During the next two weeks ahi, mahi, and swordfish went off the menus in most restaurants.
Elvis Presley revealed a list of commandments—and Shastrastinth caught the pair who had been manipulating that poor woman. Dianna Gustal had been communicating with a Mnemoposh hologram, and that worthy had been getting its cues from a Vollek merchant ready to sell a new religion.
A big-headed mantis eleven feet tall, with a three-jawed mouth armed with dagger teeth, chased its giggling prey through the Northridge Mall in California. The damage was more spectacular than expensive. Chirpsithra negotiators offered to pay for repairs.
The Mnemoposh opened access to their bug-sized cameras to the Fox network for an undisclosed sum. Other networks merged forces and sued.

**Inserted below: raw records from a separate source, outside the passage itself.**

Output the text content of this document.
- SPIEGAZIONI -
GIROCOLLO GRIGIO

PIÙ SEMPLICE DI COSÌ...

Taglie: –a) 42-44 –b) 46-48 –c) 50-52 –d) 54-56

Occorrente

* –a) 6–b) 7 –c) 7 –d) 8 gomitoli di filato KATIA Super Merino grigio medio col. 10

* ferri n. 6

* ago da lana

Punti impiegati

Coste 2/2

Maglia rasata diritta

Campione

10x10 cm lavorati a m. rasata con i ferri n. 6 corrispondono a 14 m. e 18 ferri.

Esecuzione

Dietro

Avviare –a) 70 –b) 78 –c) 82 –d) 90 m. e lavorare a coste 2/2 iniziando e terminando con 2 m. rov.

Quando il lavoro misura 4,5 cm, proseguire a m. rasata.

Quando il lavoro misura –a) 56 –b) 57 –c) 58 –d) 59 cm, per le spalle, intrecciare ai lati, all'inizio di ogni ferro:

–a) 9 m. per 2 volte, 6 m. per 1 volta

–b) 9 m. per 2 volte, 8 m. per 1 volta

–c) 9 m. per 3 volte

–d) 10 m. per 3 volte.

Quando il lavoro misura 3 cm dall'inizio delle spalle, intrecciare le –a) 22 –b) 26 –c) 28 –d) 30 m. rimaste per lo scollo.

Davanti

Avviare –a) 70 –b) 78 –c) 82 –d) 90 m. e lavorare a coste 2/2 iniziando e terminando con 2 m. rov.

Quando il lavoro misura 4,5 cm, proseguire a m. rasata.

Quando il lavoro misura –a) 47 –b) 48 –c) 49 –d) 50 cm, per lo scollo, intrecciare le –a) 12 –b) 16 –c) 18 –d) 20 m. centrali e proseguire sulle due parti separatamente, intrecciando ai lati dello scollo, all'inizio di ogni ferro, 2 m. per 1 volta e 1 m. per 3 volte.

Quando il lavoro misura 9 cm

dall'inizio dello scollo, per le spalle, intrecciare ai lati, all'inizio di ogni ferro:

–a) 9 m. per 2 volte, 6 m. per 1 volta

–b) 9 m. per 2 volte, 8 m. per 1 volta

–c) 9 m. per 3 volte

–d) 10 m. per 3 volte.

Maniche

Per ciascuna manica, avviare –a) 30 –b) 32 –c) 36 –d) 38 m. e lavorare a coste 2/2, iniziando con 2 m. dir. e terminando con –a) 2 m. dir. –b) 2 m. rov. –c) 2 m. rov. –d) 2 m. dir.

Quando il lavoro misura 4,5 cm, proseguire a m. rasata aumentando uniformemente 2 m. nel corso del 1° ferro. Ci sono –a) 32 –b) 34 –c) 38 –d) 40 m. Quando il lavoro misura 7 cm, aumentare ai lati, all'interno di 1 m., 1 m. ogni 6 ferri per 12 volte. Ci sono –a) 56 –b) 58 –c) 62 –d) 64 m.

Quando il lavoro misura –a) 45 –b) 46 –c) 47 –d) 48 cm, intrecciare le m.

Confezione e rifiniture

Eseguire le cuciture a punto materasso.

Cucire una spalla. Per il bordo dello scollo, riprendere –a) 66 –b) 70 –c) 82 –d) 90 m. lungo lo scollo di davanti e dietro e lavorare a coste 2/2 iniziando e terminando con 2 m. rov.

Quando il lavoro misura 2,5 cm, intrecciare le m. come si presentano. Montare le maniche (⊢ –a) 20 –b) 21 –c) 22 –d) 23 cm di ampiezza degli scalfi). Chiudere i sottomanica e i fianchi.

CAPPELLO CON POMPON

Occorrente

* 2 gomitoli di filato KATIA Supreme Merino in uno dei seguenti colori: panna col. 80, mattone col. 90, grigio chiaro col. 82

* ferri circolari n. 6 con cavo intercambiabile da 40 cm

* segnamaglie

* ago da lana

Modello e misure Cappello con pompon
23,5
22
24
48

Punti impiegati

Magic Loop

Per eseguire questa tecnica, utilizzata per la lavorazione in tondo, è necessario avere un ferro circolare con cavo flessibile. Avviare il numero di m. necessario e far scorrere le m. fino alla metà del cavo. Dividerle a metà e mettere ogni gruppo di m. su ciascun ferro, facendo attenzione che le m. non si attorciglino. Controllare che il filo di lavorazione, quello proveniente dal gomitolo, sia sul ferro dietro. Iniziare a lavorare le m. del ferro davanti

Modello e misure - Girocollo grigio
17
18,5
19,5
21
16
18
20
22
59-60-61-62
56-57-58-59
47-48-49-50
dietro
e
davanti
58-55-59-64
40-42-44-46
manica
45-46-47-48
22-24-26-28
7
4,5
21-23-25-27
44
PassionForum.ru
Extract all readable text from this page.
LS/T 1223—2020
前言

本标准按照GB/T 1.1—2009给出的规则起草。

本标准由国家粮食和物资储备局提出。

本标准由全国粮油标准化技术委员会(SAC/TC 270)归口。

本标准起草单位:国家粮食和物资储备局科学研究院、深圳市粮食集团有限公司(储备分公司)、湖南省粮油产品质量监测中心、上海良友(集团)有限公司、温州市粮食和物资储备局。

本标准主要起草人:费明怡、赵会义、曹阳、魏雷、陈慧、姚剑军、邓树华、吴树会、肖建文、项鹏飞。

The Folk held their hunt. By Chirpsithra law it had to be televised. Their prisoners—minus two, released as innocent—were set loose all at once, and that allowed them to form bands, set traps, and swarm the occasional Folk. They’d have held out longer if they hadn’t needed water. The Folk lost two, the prisoners lost all. There was a storm of protest—
And my funding came through.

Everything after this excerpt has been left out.